Careful here sceptic. This prayer issue is nowhere near conclusive for either side.
Nearly 200 studies on prayer and healing have already been conducted. One conducted by Williams Harris and James O'Keefe, both skeptical cardiologists. "From a purely scientific standpoint," said O'Keefe, "I thought it was illogical." Harris agreed, "We were even doubtful that the phenomena itself was real, that prayer could do anything."
The 1000 heart patients in their study didn't know that half the group was ebing prayed for. The results? Patients who were prayed for had 11 percent fewer heart attacks, strokes, and life-threatening complications than those not prayed for.

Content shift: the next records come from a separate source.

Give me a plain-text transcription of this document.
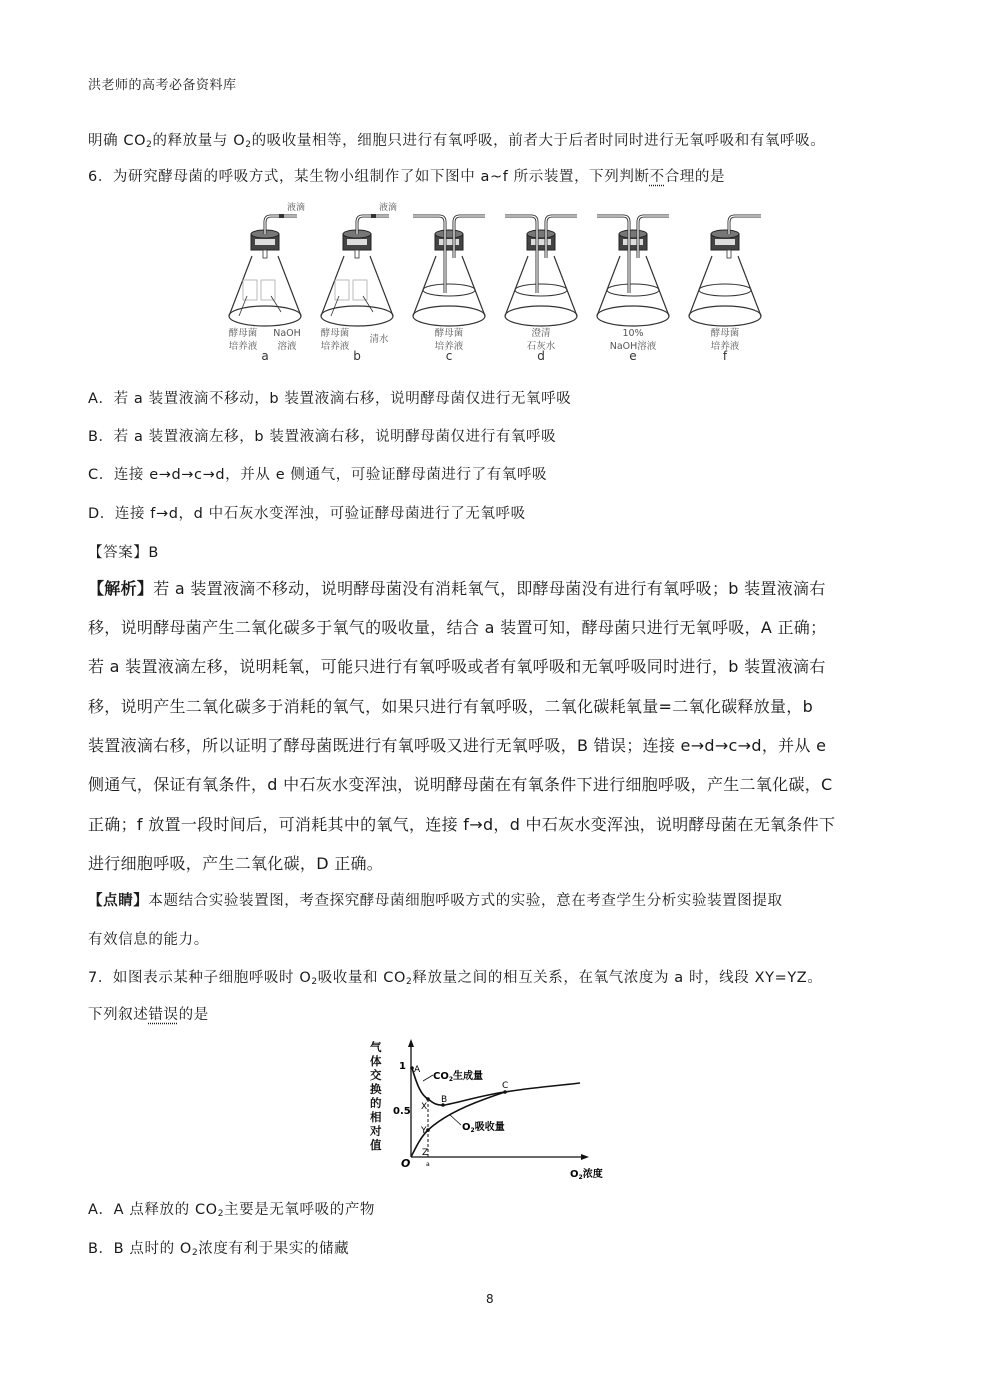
洪老师的高考必备资料库
明确 $CO_2$的释放量与 $O_2$的吸收量相等，细胞只进行有氧呼吸，前者大于后者时同时进行无氧呼吸和有氧呼吸。
6．为研究酵母菌的呼吸方式，某生物小组制作了如下图中 a~f 所示装置，下列判断不合理的是
液滴
酵母菌
培养液
NaOH
溶液
a
液滴
酵母菌
培养液
清水
b
酵母菌
培养液
c
澄清
石灰水
d
10%
NaOH溶液
e
酵母菌
培养液
f
A．若 a 装置液滴不移动，b 装置液滴右移，说明酵母菌仅进行无氧呼吸
B．若 a 装置液滴左移，b 装置液滴右移，说明酵母菌仅进行有氧呼吸
C．连接 e→d→c→d，并从 e 侧通气，可验证酵母菌进行了有氧呼吸
D．连接 f→d，d 中石灰水变浑浊，可验证酵母菌进行了无氧呼吸
【答案】B
【解析】若 a 装置液滴不移动，说明酵母菌没有消耗氧气，即酵母菌没有进行有氧呼吸；b 装置液滴右
移，说明酵母菌产生二氧化碳多于氧气的吸收量，结合 a 装置可知，酵母菌只进行无氧呼吸，A 正确；
若 a 装置液滴左移，说明耗氧，可能只进行有氧呼吸或者有氧呼吸和无氧呼吸同时进行，b 装置液滴右
移，说明产生二氧化碳多于消耗的氧气，如果只进行有氧呼吸，二氧化碳耗氧量=二氧化碳释放量，b
装置液滴右移，所以证明了酵母菌既进行有氧呼吸又进行无氧呼吸，B 错误；连接 e→d→c→d，并从 e
侧通气，保证有氧条件，d 中石灰水变浑浊，说明酵母菌在有氧条件下进行细胞呼吸，产生二氧化碳，C
正确；f 放置一段时间后，可消耗其中的氧气，连接 f→d，d 中石灰水变浑浊，说明酵母菌在无氧条件下
进行细胞呼吸，产生二氧化碳，D 正确。
【点睛】本题结合实验装置图，考查探究酵母菌细胞呼吸方式的实验，意在考查学生分析实验装置图提取
有效信息的能力。
7．如图表示某种子细胞呼吸时 $O_2$吸收量和 $CO_2$释放量之间的相互关系，在氧气浓度为 a 时，线段 XY=YZ。
下列叙述错误的是
1
0.5
O	a
A
X
B
Y
Z
C
$CO_2$生成量
$O_2$吸收量
$O_2$浓度
气体交换的相对值
A．A 点释放的 $CO_2$主要是无氧呼吸的产物
B．B 点时的 $O_2$浓度有利于果实的储藏
8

Admitting that he couldn't explain it, O'Keefe said, "This study offers an interesting insight into the possibility that maybe God is influencing our lives on Earth."
When Dr. Elizabeth Targ, a psychiatrist at the Pacific College of Medicine in San Francisco, tested prayer on seriously-ill AIDS patients, she found that "ten of the prayed for patients lived, while four who had not been prayed for died."
In a larger follow-up study, Targ found that the people who received prayer "had six times fewew hospitalizations, and those hospitalizations were significantly shorter than the people who received no prayer." "I was sort of shocked," she says. "In a way it's been like witnessing a miracle. There was no way to understand this from my experience and from my basic understanding of science."